Miss. Think Tank Presents Nuclear Fuel Storage Plan to LegislatorsBy Jeffrey Hess | Published 27 Aug 2013 07:44am |
A Mississippi policy think-tank says the state should consider being a main center for reprocessing some of America's used nuclear fuel. Some worry the plan could turn Mississippi into America's nuclear waste dump.
The Mississippi Energy Institute went before a state senate committee yesterday to pitch the idea of opening a reprocessing plant to turn some of the country's 70 million metric tons of used nuclear fuel into something useful.
Patrick Sullivan with MEI says reprocessing the fuel could take what is currently waste and make it an economic opportunity for the state.

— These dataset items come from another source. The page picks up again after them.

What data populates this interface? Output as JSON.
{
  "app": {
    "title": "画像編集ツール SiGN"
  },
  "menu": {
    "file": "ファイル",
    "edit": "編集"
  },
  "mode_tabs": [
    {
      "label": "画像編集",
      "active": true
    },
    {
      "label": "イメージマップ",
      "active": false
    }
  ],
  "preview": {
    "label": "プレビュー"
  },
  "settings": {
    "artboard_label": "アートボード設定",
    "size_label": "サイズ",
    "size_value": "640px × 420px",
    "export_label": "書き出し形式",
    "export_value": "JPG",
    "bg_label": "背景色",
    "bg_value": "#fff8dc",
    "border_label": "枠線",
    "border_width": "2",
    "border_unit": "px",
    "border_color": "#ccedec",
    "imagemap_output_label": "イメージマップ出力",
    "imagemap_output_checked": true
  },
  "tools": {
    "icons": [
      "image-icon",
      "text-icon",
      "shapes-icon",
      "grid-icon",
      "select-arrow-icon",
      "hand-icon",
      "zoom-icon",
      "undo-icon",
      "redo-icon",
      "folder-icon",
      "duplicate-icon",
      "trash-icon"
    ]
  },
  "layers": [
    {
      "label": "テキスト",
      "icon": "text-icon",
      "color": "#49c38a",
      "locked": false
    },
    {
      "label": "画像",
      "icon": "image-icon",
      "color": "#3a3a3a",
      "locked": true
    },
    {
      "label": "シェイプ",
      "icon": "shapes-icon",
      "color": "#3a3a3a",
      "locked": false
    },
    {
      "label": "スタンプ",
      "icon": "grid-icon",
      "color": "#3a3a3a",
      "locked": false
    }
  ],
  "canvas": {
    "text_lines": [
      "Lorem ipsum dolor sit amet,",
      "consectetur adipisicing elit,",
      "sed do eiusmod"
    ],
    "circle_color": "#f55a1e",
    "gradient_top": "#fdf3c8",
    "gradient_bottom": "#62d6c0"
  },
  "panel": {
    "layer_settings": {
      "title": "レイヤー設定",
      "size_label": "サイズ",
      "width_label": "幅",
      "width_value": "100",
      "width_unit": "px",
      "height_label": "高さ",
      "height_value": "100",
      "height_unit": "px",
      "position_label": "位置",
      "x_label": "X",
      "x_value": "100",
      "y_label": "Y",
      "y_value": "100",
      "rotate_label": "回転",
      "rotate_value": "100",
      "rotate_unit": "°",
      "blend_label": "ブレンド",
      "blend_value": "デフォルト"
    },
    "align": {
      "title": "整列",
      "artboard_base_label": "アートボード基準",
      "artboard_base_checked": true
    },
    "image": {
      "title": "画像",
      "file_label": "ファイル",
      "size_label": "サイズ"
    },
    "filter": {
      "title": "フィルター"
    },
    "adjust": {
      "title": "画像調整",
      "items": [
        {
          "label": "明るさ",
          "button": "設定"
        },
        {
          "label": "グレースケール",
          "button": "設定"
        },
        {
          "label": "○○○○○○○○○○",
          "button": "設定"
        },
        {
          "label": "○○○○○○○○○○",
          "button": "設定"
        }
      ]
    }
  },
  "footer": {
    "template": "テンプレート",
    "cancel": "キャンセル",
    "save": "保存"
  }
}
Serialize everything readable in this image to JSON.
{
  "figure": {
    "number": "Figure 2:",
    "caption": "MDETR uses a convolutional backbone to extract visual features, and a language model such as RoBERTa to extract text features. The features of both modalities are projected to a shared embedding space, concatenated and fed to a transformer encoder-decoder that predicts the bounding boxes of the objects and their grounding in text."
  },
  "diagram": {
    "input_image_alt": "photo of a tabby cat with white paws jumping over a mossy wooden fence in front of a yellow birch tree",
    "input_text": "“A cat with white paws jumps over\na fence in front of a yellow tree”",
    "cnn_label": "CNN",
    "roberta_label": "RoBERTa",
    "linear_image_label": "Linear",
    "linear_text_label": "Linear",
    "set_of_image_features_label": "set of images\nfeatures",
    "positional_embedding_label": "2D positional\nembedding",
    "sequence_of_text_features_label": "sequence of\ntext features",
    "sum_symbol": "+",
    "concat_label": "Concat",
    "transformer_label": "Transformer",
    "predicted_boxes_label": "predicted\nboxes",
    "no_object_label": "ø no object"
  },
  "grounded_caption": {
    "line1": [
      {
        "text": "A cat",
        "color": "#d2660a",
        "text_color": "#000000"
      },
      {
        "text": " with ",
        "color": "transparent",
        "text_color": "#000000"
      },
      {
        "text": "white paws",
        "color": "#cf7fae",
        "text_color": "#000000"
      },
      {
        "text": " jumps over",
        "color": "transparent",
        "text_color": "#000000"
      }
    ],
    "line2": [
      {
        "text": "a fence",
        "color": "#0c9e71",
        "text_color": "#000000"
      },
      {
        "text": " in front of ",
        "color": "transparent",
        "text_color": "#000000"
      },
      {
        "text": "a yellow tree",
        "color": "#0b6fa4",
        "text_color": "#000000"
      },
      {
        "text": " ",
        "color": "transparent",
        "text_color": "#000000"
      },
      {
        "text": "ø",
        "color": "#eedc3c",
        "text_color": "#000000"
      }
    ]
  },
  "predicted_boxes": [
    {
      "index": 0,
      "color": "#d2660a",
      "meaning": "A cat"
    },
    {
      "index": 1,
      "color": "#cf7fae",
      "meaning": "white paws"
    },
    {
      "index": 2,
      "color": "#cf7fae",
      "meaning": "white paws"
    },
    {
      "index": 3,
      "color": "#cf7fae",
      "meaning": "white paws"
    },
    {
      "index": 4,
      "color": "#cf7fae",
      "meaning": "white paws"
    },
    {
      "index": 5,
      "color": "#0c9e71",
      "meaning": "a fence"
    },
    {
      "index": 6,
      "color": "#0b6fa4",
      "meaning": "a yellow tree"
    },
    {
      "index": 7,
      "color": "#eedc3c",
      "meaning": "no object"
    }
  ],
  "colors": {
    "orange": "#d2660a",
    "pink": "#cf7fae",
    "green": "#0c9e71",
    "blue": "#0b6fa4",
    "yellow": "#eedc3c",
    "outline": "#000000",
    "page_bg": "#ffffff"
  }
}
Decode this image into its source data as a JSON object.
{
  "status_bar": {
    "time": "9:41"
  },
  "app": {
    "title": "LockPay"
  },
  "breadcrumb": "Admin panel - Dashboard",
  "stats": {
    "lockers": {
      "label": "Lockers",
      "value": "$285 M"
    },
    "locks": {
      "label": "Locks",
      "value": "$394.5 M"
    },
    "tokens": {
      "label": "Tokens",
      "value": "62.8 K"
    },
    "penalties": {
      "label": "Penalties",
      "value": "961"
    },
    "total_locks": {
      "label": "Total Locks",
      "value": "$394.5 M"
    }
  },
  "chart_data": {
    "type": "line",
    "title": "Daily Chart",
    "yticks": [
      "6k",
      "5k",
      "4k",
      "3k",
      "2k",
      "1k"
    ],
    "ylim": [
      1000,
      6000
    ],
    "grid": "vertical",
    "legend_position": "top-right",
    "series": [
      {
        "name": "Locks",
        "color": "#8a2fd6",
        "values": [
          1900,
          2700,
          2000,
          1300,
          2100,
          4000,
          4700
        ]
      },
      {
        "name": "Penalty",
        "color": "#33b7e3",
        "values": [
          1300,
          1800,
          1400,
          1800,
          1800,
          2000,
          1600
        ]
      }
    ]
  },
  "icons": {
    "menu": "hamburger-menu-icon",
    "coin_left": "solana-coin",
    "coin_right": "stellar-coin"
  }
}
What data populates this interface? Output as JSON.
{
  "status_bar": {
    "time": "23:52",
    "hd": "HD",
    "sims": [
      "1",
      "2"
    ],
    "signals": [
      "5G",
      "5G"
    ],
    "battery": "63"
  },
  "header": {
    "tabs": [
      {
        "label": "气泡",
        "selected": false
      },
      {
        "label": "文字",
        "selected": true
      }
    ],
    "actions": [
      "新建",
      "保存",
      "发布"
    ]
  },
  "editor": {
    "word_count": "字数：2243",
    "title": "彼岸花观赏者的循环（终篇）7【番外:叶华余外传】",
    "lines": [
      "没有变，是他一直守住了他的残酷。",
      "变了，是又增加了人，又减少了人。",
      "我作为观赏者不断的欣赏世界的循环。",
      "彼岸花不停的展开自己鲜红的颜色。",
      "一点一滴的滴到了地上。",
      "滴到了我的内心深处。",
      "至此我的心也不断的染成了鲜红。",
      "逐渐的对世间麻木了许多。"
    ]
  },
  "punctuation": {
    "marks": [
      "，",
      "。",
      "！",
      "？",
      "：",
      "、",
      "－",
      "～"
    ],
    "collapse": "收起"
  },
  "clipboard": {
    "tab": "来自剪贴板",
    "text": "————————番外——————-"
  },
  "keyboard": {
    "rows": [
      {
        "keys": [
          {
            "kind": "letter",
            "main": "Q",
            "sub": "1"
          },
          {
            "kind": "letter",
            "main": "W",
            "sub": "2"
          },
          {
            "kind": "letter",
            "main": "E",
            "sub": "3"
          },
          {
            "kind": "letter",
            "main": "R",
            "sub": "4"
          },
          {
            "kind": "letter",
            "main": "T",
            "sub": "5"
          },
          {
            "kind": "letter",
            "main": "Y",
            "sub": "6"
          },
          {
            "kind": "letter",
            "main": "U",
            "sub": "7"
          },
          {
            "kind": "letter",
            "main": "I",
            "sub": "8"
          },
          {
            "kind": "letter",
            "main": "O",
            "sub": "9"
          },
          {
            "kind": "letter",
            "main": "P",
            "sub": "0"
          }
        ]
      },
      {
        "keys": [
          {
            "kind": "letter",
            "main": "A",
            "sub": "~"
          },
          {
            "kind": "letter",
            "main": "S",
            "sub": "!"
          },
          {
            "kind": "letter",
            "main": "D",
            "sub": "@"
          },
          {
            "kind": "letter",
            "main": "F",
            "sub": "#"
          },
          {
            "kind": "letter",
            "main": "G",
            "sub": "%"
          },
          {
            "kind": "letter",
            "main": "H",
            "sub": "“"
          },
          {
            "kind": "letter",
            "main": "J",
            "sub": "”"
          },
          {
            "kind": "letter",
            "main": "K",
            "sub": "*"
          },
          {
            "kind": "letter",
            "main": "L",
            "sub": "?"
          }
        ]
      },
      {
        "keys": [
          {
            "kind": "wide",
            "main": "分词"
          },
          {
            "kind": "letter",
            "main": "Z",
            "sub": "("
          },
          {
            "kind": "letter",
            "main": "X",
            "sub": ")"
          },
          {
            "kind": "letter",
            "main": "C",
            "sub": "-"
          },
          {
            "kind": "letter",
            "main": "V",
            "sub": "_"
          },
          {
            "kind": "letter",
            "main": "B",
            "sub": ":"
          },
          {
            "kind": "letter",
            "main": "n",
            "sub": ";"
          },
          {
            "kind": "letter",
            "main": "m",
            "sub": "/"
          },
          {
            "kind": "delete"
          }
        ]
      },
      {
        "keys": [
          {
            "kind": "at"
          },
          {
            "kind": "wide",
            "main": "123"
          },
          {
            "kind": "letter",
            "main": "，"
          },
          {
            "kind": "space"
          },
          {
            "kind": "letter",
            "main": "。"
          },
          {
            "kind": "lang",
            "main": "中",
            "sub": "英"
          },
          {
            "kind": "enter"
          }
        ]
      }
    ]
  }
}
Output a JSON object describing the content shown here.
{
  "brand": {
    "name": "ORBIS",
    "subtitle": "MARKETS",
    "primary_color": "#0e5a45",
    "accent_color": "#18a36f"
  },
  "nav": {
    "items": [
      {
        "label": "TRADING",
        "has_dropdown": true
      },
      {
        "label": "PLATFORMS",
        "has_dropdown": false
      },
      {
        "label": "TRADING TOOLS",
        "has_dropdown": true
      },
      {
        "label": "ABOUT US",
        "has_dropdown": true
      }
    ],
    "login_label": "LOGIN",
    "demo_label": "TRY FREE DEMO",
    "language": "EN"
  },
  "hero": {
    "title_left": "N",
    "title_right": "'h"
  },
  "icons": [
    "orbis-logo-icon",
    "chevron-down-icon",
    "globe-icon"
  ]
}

Sullivan says France has been safely re-purposing nuclear fuel for decades.
"When we use Fuel in nuclear power reactors, we use about 4% of the energy within that fuel assembly. So what this does is it takes it through a process and puts it back together so it can be sent back to power plants and be re-used," Sullivan said.
Sullivan insists that his agency is not recommending that Mississippi become a long term storage site for nuclear waste, similar proposals in the 1980's met massive negative public backlash.
However critics, like Louie Miller with the Sierra Club, say this plan is full of holes.
This included the danger associated with moving the spent fuel to Mississippi, preventing radioactive leaks, and a federal ban that currently prohibits reprocessing nuclear fuel.
"These are issues that have not been address and are really putting the cart before the horse in the sense that reprocessing nuclear waste is illegal in the United States. So why are we having this discussion right now?" Miller said.
Governor Phil Bryant says he does not know the specifics of this proposal but welcomes the nuclear industry to the state.
Grid lock on the federal level has left the US without a long term storage site for its nuclear waste leaving most power plants, including Mississippi's Grand Gulf Plant, with waste stored in casks on site.
Still, Committee Chair Sen. John Horhn of Jackson worries about the public perception of bringing that waste to Mississippi.
"That we would become a waste dumping ground is something that we need to be concerned about. but the fact that France has been doing it for 30 years and doing it safely is something that we need to consider," Horhn said.
The Energy institute is not recommending any specific sites in the state for a potential reprocessing plant.